Seth Abramson and Mark Edmundson's differing views on contemporary poetry.

Here's a link to an everything's-just-peachy-and-glowing-about-poetry-today HUFFINGTON POST column by Seth Abramson: http://www.huffingtonpost.com/seth-abramson/why-is-contemporary-ameri_b_3474969.html

Abramson's writing this as apparent rebuttal to a recent essay in HARPER'S magazine titled "Poetry Slam" by Mark Edmundson.

Edmundson's essay is gated online to HARPER's subscribers only.  But I'll quote several excerpts to give readers of this post a notion as to why Abramson felt he needed to respond.

"Most of our poets now speak a deeply internal language not unlike [W.S.] Merwin's.  They tend to be oblique, equivocal, painfully self-questioning.  They not only talk to themselves in their poems; they frequently talk to themselves about talking to themselves...At a time when collective issues--communal issues, political issues--are pressing, our poets have become ever more private, idiosyncratic, and withdrawn.  Their poetry is not heard but overheard, and sometimes is too hermetic even to overhear with anything like comprehension."
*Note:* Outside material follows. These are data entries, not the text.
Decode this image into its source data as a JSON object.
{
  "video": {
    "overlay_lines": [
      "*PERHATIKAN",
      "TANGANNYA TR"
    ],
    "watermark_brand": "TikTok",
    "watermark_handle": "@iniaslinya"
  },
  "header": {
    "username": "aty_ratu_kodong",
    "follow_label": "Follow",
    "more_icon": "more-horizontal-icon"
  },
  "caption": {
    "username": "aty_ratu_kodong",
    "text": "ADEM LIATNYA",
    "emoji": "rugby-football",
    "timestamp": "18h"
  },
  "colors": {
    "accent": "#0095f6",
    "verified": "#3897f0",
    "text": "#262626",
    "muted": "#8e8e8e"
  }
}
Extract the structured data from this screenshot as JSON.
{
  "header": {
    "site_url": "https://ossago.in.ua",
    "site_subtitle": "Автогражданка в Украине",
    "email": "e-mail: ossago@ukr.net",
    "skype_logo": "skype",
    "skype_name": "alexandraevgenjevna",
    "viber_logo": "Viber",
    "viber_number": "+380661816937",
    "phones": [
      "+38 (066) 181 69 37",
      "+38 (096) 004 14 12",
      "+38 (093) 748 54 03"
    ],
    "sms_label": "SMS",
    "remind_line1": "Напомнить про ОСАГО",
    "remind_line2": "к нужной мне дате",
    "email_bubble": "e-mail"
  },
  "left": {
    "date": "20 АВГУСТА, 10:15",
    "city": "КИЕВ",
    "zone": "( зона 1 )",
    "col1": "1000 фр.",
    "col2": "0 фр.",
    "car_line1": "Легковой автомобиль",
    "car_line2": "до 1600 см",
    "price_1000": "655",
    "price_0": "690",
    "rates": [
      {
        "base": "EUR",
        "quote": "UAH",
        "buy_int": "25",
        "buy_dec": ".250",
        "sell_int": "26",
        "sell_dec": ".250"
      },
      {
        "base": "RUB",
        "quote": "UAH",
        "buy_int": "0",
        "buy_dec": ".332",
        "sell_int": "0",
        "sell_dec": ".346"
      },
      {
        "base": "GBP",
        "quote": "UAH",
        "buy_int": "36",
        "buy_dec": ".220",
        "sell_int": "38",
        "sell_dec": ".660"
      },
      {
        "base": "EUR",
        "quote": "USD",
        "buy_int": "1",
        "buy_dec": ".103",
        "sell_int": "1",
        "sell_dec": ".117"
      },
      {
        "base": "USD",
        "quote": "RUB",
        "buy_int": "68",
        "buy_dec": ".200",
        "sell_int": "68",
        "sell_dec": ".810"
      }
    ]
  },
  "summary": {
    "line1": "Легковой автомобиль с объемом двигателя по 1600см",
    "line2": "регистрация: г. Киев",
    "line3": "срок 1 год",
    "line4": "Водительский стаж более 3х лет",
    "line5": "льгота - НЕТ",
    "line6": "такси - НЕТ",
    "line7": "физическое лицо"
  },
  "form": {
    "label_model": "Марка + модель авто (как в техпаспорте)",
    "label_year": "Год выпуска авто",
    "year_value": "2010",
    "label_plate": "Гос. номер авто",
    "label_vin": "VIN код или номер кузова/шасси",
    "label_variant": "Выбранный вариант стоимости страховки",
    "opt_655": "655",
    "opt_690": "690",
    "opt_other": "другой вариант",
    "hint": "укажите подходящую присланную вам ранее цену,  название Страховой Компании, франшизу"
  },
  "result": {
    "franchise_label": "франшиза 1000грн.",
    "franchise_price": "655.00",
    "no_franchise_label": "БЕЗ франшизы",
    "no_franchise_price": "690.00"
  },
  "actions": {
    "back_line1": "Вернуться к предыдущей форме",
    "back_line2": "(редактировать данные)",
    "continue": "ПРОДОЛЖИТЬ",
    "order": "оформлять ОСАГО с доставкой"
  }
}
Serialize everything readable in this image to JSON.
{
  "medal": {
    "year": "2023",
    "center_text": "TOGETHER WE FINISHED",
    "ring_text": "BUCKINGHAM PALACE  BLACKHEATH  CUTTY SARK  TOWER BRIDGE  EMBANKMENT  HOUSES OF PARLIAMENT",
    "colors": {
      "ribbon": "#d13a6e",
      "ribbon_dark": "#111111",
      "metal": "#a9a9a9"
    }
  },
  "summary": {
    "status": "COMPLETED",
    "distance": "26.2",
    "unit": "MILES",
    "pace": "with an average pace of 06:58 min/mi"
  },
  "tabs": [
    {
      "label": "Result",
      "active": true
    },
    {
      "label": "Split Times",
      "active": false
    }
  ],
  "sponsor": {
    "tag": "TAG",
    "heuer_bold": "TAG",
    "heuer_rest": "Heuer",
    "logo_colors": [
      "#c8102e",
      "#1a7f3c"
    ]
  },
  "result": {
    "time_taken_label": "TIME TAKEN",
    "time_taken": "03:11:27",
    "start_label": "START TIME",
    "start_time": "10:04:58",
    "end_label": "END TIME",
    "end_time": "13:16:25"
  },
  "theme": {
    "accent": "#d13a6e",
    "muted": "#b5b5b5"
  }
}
"Contemporary American poets now seem to put all their energy into one task: the creation of a voice.  They strive to sound like no one else.  And that often means poets end up pushing what is most singular and idiosyncratic in themselves and in the language to the fore and ignoring what they have in common with others.  The current poet may give a certain sort of pleasure by his uniqueness, but no one reading him will say what [Ralph Waldo] Emerson hoped to say when he encountered a poet who mattered: 'This is my music; this is myself.'"

"What happens when poets at the height of ambition somehow feel the need to be programmatically obscure?  The obvious result is that they shut out the common reader.  But they also give critics far too much room to determine poetic meanings--and this may be why some critics so love [Jorie] Graham and [Paul] Muldoon and [Anne] Carson and [John] Ashbery.  Their poems are so underdetermined in their sense that the critic gets to collaborate on the verses, in effect becoming a co-creator.  This is a boon to critics, but readers rightly look to poets to make sense of the world, even if it is a difficult sense--and not to pass half the job off to Ph.D's."

"Any modern poet who thinks of himself as creating a full-scale map of experience would be dismissed as hubristic and probably out of his mind.  The poet writes the fragment that is given to him to write; the idea of channeling all experience, or all experience that matters, is entirely foreign.  Poets now are music makers, not mythmakers.  Their poems are like isolated droplets shimmering beautifully on a pane of glass.  [Edmundsen goes on to dismiss individual poems by Sharon Olds, Mary Oliver, Frank Bidart, Charles Simic, Robert Hass and Robert Pinsky.]  All these poems are good in their ways.  They simply aren't good enough.  They don't slake a reader's thirst for meanings that pass beyond the experience of the individual poet and light up the world we have in common."

"Contemporary American poetry speaks its own confined language, not ours.  It is, by and large, pure.  It does not generally traffic in the icons of pop culture; it doesn't immerse itself in ad-speak, rock lyrics, or politicians' posturing: it gravitates to the obscure, the recondite, the precious, the ancient, trying to get outside the mush of culture that surrounds it.  The result is poetry that can be exquisite, but that has too few resources to use to take on consequential events."

"Mass culture and mechanical reproduction surely play a part in the current retreat of American poetry, but what about MFA programs?  Poetry now is something of a business.  You make your way into the game by getting a sponsor: often it's a writer-in-residence from your undergraduate school.  Then comes the MFA and the first book, both of which usually require sponsorship--which is to say pull."

"To thrive in this process you often must write in the mode of the mentor--you must play the game that is there to be played.  You must be a member of the school, you must sing in the correct key.  If you try to overwhelm the sponsor, explode his work into irrelevance--well, the first law of success is simple: Never outshine the master.  The well-tempered courtier knows how to make those above him feel surperior.  He knows that in his desire to succeed he must not go far in displaying what he can do.  The master will not like it--and there will be no first book, no fellowship, no job, no preferment.  It is only by making the master look more accomplished, by writing in his mode, becoming a disciple, that the novice ascends."